Certain New York lawmakers are aghast at the proposal, which is in direct opposition to their own upstate casino expansion. The Empire State licensed three new northern region casinos this year under the proviso that none could be built downstate for seven years.
But now, facing a potential border war in the south, New York is considering tearing up that agreement to warn New Jersey voters off the referendum.
Union City Blues
Wading into the fray is the New York Hotel and Motel Trades Council (HTC), which represents workers in New York, as well as around 5,000 hospitality workers in New Jersey. HTC, which is under the AFL-CIO federation of labor unions umbrella, is launching a TV and digital ad campaign against the proposal. Its focus? That the current North Jersey casino expansion referendum excludes a “labor peace” provision, a factor that could restrict union organizing efforts.

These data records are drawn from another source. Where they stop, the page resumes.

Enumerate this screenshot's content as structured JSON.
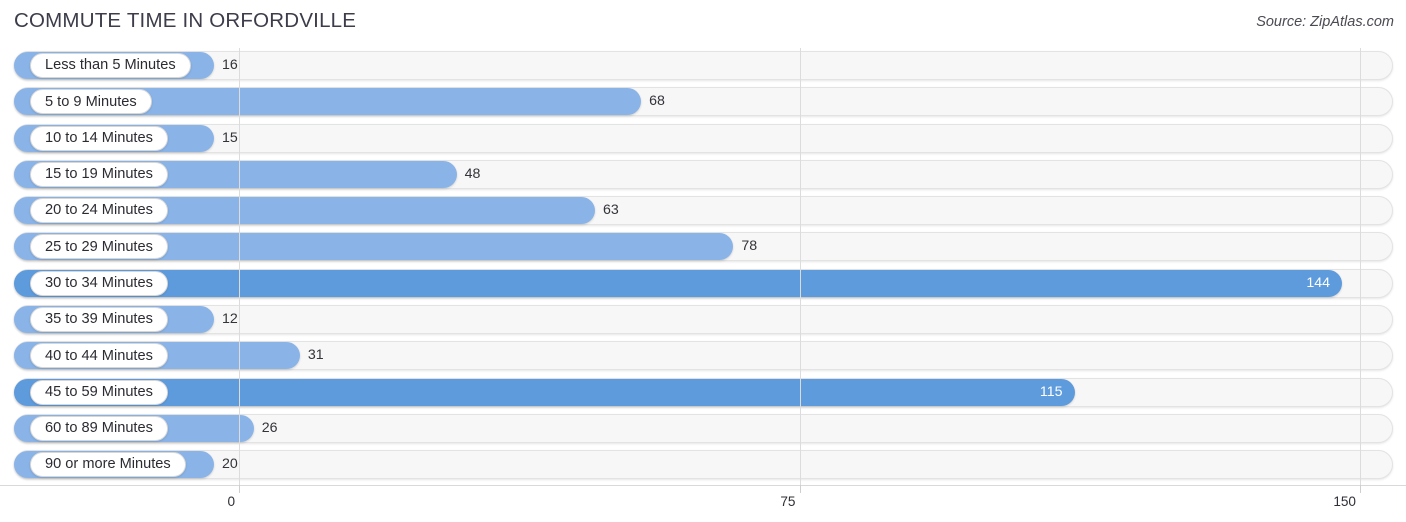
{
  "header": {
    "title": "COMMUTE TIME IN ORFORDVILLE",
    "source": "Source: ZipAtlas.com"
  },
  "colors": {
    "bar": "#8ab4e8",
    "bar_highlight": "#5e9bdd",
    "track": "#f7f7f7",
    "gridline": "#dcdcdc",
    "text": "#33333a"
  },
  "chart_data": {
    "type": "bar",
    "orientation": "horizontal",
    "title": "COMMUTE TIME IN ORFORDVILLE",
    "xlabel": "",
    "ylabel": "",
    "xlim": [
      0,
      150
    ],
    "grid": true,
    "legend": null,
    "source": "Source: ZipAtlas.com",
    "axis_ticks": [
      "0",
      "75",
      "150"
    ],
    "axis_tick_values": [
      0,
      75,
      150
    ],
    "categories": [
      "Less than 5 Minutes",
      "5 to 9 Minutes",
      "10 to 14 Minutes",
      "15 to 19 Minutes",
      "20 to 24 Minutes",
      "25 to 29 Minutes",
      "30 to 34 Minutes",
      "35 to 39 Minutes",
      "40 to 44 Minutes",
      "45 to 59 Minutes",
      "60 to 89 Minutes",
      "90 or more Minutes"
    ],
    "values": [
      16,
      68,
      15,
      48,
      63,
      78,
      144,
      12,
      31,
      115,
      26,
      20
    ],
    "value_labels": [
      "16",
      "68",
      "15",
      "48",
      "63",
      "78",
      "144",
      "12",
      "31",
      "115",
      "26",
      "20"
    ],
    "highlighted": [
      false,
      false,
      false,
      false,
      false,
      false,
      true,
      false,
      false,
      true,
      false,
      false
    ]
  }
}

“Our union has built a strong standard for gaming workers in the tristate area, and until we have concrete assurances that those standards will be met, we will oppose any efforts to expand gaming into North Jersey,” said HTC union President Peter Ward.
“Trenton political bosses are up to their old games,” proclaims the ad, which suggests politicians will use the new casino revenue however they wish, “just like they did when they bailed out Donald Trump’s failing casinos.”
Trenton’s Bad Bet
Meanwhile, Malaysian casino operating giant Genting, which owns a slots parlor in the New York City borough of Queens, has bankrolled an advertising campaign against the proposal for a group called Trenton’s Bad Bet, which is composed heavily of Atlantic City casinos that oppose the referendum.
While expansion promises to offer back compensation $200 million per year to the close-to-bankrupt Atlantic City, many operators and voters in the resort town are skeptical. Supporters of the payout claim that taxes on the North Jersey new casinos will cover it.
The resort city has lost a quarter of its casinos in the last three years, and the announcement of the imminent closure of the Trump Taj Mahal in mid-October is driving anxiety that expansion could be the death knell for the city. Others believe the Atlantic City sector is now rightsized, and can cope with some extra competition, while hopefully attracting footfall to New Jersey from neighboring states.